Donald Fletcher, M.D.

Donald Fletcher, MD
Photo of Don Fletcher""


Research Interests

Macular Function in Low Vision Patients

Eighty-five percent of low vision patient’s eyes do not have functioning foveas and of those that do, fifty percent have a dense macular scotoma within 2 degrees. The development of eccentric preferred retinal loci (PRL) and the implications of central field disruptions on activities of daily living such as reading remains my primary research interest. Use of the scanning laser ophthalmoscope is my prime tool of investigation.


Research questions include:

1. Can the patient’s ability to use a PRL be improved?

a. Biofeedback
b. Patient awareness training
c. Compensatory eye movement training – dynamic visual field testing
d. Repetitive rehabilitation tasks, etc.

2. Do current and proposed macular treatments influence central field and functional ability of patients?

a. PDT (Photo Dynamic Therapy)
b. Grid Laser Treatment
c. Internal Limiting Membrane Stripping for Traction Maculopathy
d. VEGF (Vascular Endothelial Growth Factor), etc

3. How do macular visual function characteristics influence task performance?

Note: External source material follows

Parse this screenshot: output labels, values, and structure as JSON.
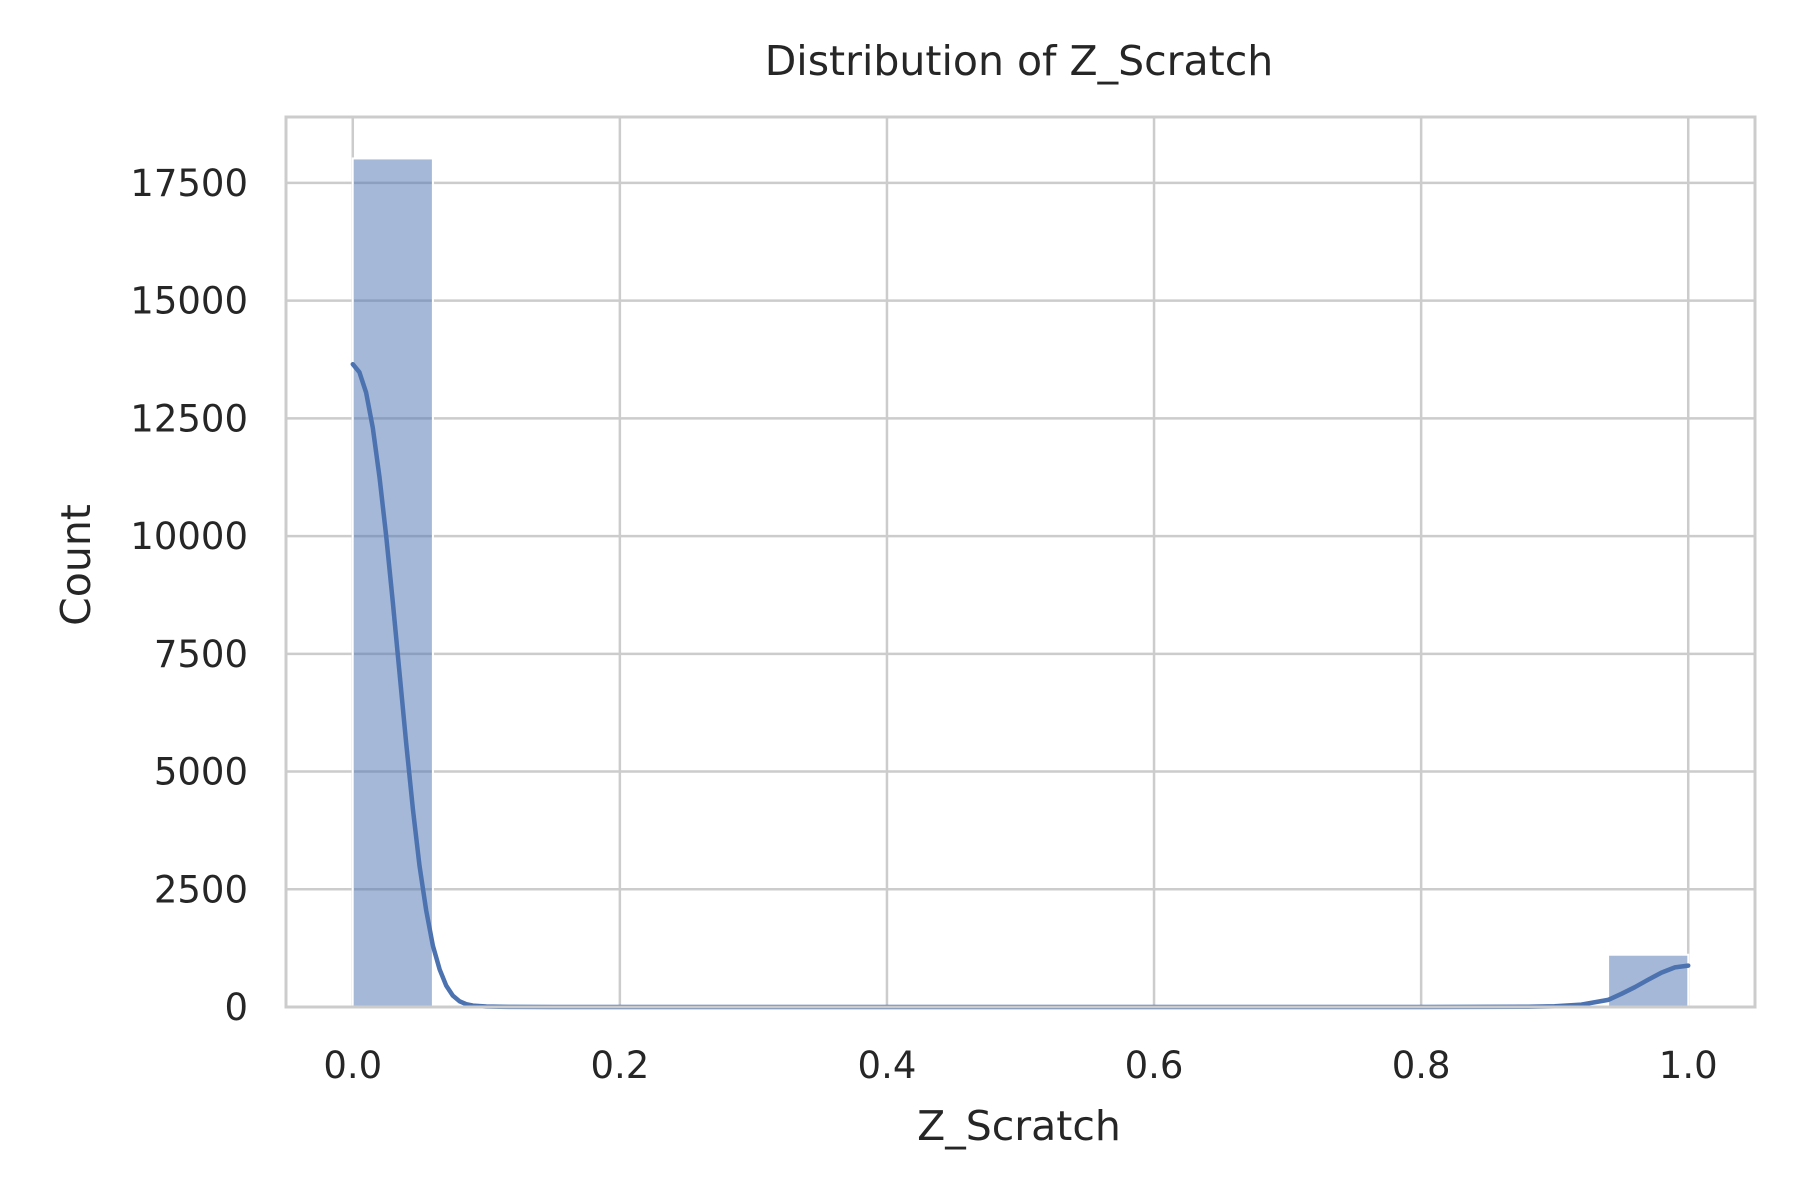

a. PRL threshold sensitivity
b. PRL relationship to scotomas
c. PRL distance from fovea
d. PRL fixation stability
e. PRL and eye movement ability

Outcomes of Occupational Therapy Training of Low Vision Patients

Occupational therapy is increasingly involved in rehabilitation of low vision patients across the United States. Outcomes studies are needed to guide therapy to maximize outcomes in activities of daily living. Proof of effectiveness is necessary for insurance reimbursement also.

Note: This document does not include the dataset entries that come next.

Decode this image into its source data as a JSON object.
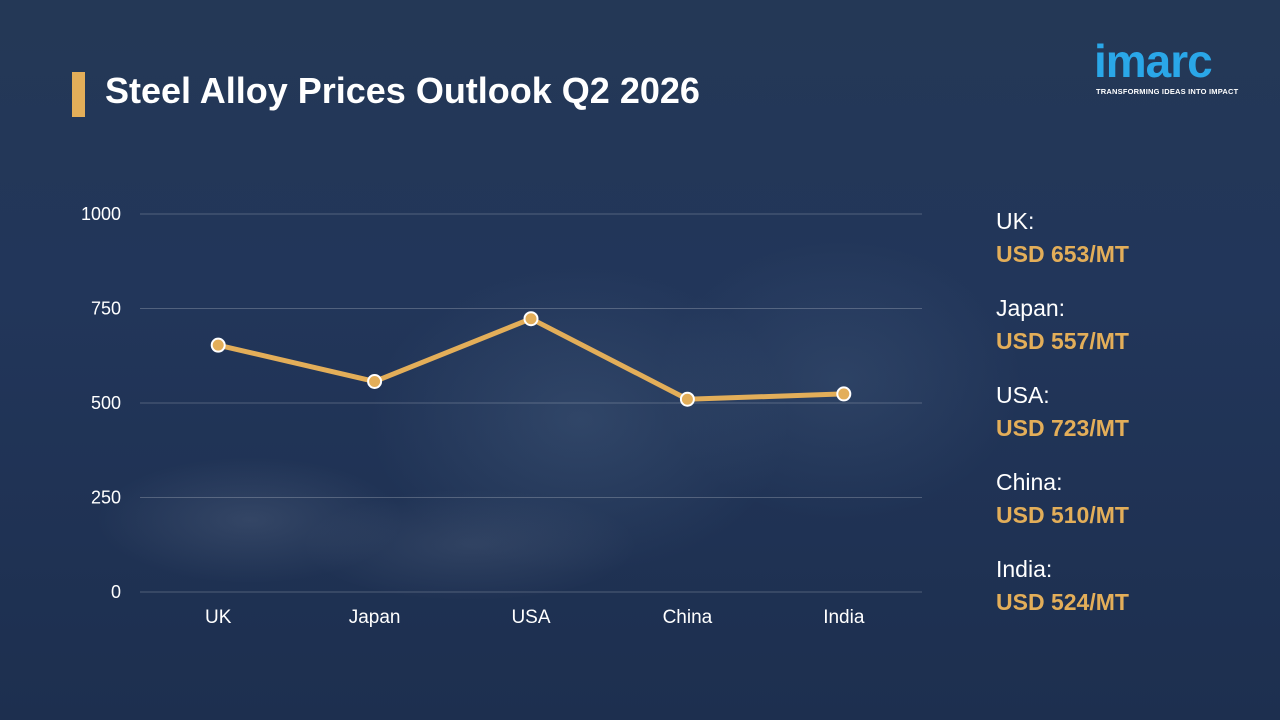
{
  "title": "Steel Alloy Prices Outlook Q2 2026",
  "logo": {
    "text": "imarc",
    "tagline": "TRANSFORMING IDEAS INTO IMPACT"
  },
  "colors": {
    "accent": "#e3ae59",
    "background": "#1f3150",
    "logo": "#2aa7e8",
    "text": "#ffffff"
  },
  "legend": [
    {
      "country": "UK:",
      "value": "USD 653/MT"
    },
    {
      "country": "Japan:",
      "value": "USD 557/MT"
    },
    {
      "country": "USA:",
      "value": "USD 723/MT"
    },
    {
      "country": "China:",
      "value": "USD 510/MT"
    },
    {
      "country": "India:",
      "value": "USD 524/MT"
    }
  ],
  "chart_data": {
    "type": "line",
    "title": "Steel Alloy Prices Outlook Q2 2026",
    "categories": [
      "UK",
      "Japan",
      "USA",
      "China",
      "India"
    ],
    "values": [
      653,
      557,
      723,
      510,
      524
    ],
    "ylim": [
      0,
      1000
    ],
    "yticks": [
      0,
      250,
      500,
      750,
      1000
    ],
    "xlabel": "",
    "ylabel": "",
    "grid": true,
    "legend_placement": "right"
  }
}
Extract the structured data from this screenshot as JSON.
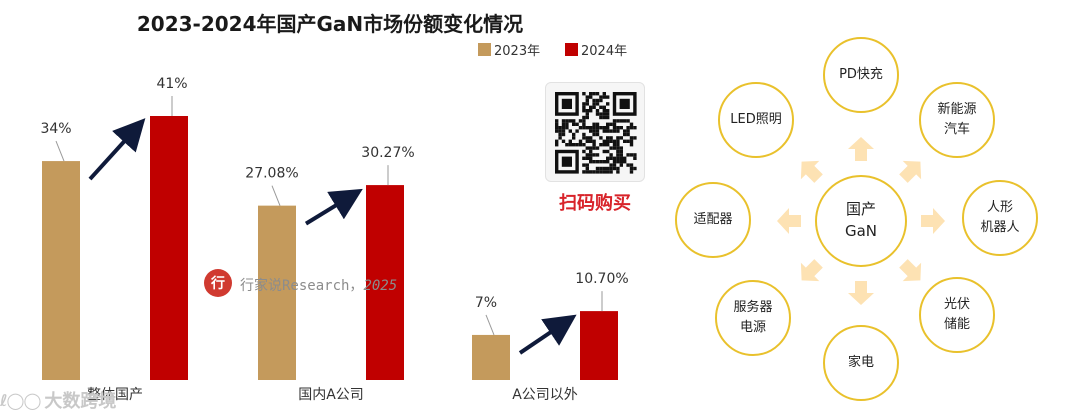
{
  "chart_data": {
    "type": "bar",
    "title": "2023-2024年国产GaN市场份额变化情况",
    "categories": [
      "整体国产",
      "国内A公司",
      "A公司以外"
    ],
    "series": [
      {
        "name": "2023年",
        "values": [
          34,
          27.08,
          7
        ],
        "labels": [
          "34%",
          "27.08%",
          "7%"
        ],
        "color": "#c49a5c"
      },
      {
        "name": "2024年",
        "values": [
          41,
          30.27,
          10.7
        ],
        "labels": [
          "41%",
          "30.27%",
          "10.70%"
        ],
        "color": "#c00000"
      }
    ],
    "value_unit": "%",
    "ylim": [
      0,
      41
    ],
    "y_axis_visible": false,
    "grid": false,
    "legend_position": "top-right",
    "annotations": "arrow from each 2023 bar to its 2024 bar"
  },
  "promo": {
    "qr_caption": "扫码购买",
    "watermark_logo": "行",
    "watermark_text": "行家说Research，",
    "watermark_year": "2025"
  },
  "footer": {
    "mark": "ℓ◯◯",
    "text": "大数跨境"
  },
  "diagram": {
    "accent_color": "#e9c12c",
    "arrow_color": "#fde2b3",
    "center": {
      "line1": "国产",
      "line2": "GaN"
    },
    "nodes": [
      {
        "id": "pd",
        "line1": "PD快充",
        "line2": ""
      },
      {
        "id": "nev",
        "line1": "新能源",
        "line2": "汽车"
      },
      {
        "id": "robot",
        "line1": "人形",
        "line2": "机器人"
      },
      {
        "id": "pv",
        "line1": "光伏",
        "line2": "储能"
      },
      {
        "id": "appliance",
        "line1": "家电",
        "line2": ""
      },
      {
        "id": "server",
        "line1": "服务器",
        "line2": "电源"
      },
      {
        "id": "adapter",
        "line1": "适配器",
        "line2": ""
      },
      {
        "id": "led",
        "line1": "LED照明",
        "line2": ""
      }
    ]
  }
}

The OT department will be working closely with our department and monitoring outcomes will likely allow significant research potential. Some specific areas of interest to me include:

1. Stroke and Traumatic Brain Injury/Hemianopia rehabilitation
2. Home health training in kitchen and other domestic activities
3. Basic visual skill training

Psychology in Low Vision Rehabilitation

Losing vision is discouraging and the emotional implications on the individual are great. It is my impression that the emotional status of the low vision patient is the major factor affecting rehabilitation outcomes. I am anxious to work with psychologists to address how these factors can be addressed.